The HITECH Act required OCR to promulgate regulations establishing the methodology for sharing funds by 2012. The agency’s 10-year delay in fulfilling this mandate is notable not only for its length, but also because that HIPAA and HITECH do not provide injured parties with legal protection. cause of action. The creation of the monetary disbursement methodology could therefore create entirely new incentives for individuals to file HIPAA/HITECH violation complaints and seek redress.
A preliminary step in formulating this methodology is to determine what constitutes compensable “harm”. Although the OCR regulations identify certain categories of harms as mitigating and aggravating factors in determining the amount of a CMP – physical, financial, reputational, and ability to obtain health care – the regulations do not specifically define these harms. Nor does OCR regulation require consideration of such harms in the administration of HITECH’s Funds Sharing Methodology provision.
To the extent that the RCO can identify the relevant harms within this framework, then it must develop the precise methodology for allocating funds to an injured person. The HITECH Act does not specify what this methodology should include, other than that it should be a “percentage” of a CMP or monetary settlement that the OCR collects and that it is to be “based on recommendations” in a 2010 report released by the US government. Office of Accountability (GAO). This report describes three models for developing the fund sharing methodology:
- Individualized determination model: Under this model, compensation would be paid based on the extent of the harm for which the individual can provide evidence, similar to what is required of a plaintiff in civil litigation.

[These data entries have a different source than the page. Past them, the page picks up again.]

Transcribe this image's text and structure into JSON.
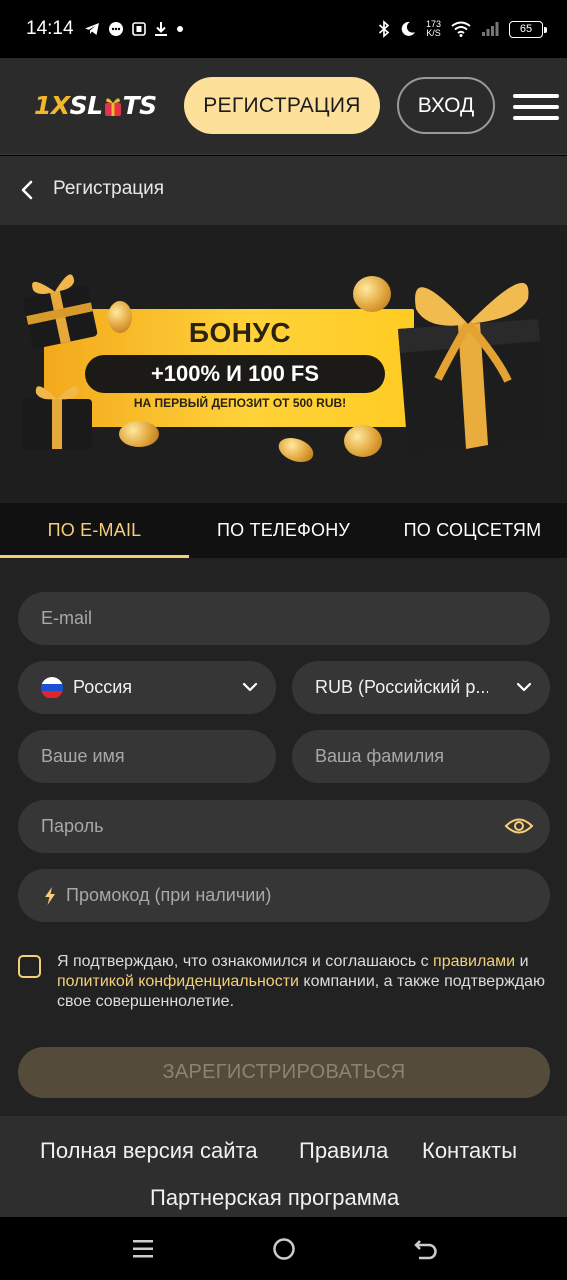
{
  "status_bar": {
    "time": "14:14",
    "net_speed_value": "173",
    "net_speed_unit": "K/S",
    "battery": "65"
  },
  "header": {
    "logo_part1": "1X",
    "logo_part2": "SL",
    "logo_part3": "TS",
    "register_label": "РЕГИСТРАЦИЯ",
    "login_label": "ВХОД"
  },
  "breadcrumb": {
    "title": "Регистрация"
  },
  "banner": {
    "title": "БОНУС",
    "offer": "+100% И 100 FS",
    "subtitle": "НА ПЕРВЫЙ ДЕПОЗИТ ОТ 500 RUB!"
  },
  "tabs": [
    {
      "label": "ПО E-MAIL",
      "active": true
    },
    {
      "label": "ПО ТЕЛЕФОНУ",
      "active": false
    },
    {
      "label": "ПО СОЦСЕТЯМ",
      "active": false
    }
  ],
  "form": {
    "email_placeholder": "E-mail",
    "country_value": "Россия",
    "currency_value": "RUB (Российский р...",
    "first_name_placeholder": "Ваше имя",
    "last_name_placeholder": "Ваша фамилия",
    "password_placeholder": "Пароль",
    "promo_placeholder": "Промокод (при наличии)",
    "agree_part1": "Я подтверждаю, что ознакомился и соглашаюсь с ",
    "agree_link_rules": "правилами",
    "agree_part2": " и ",
    "agree_link_privacy": "политикой конфиденциальности",
    "agree_part3": " компании, а также подтверждаю свое совершеннолетие.",
    "submit_label": "ЗАРЕГИСТРИРОВАТЬСЯ"
  },
  "footer": {
    "full_site": "Полная версия сайта",
    "rules": "Правила",
    "contacts": "Контакты",
    "partners": "Партнерская программа"
  },
  "colors": {
    "accent": "#f5cf77",
    "register_button": "#fde19a",
    "field_bg": "#363636"
  }
}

- Fixed recovery model: According to this model, a person who demonstrates prejudice would be entitled to a fixed amount or an amount prescribed by a specific formula.
- Hybrid model: This model includes the features of the other two models.
The RFI seeks comment on the harms that should make an individual eligible to receive a distribution, the relevant factors in establishing the methodology for sharing funds, and the three recovery models from the GAO report.
The feedback OCR receives in response to the RFI may prompt the agency to issue future guidance or initiate formal regulation regarding the accepted security practices and fund-sharing methodology provisions of the HITECH Act. These actions, in turn, could mark critical developments in how OCR applies HIPAA and HITECH. Covered entities, their business associates, and other stakeholders wishing to influence OCR’s approach to these issues should ensure to file their comments by June 6, 2022.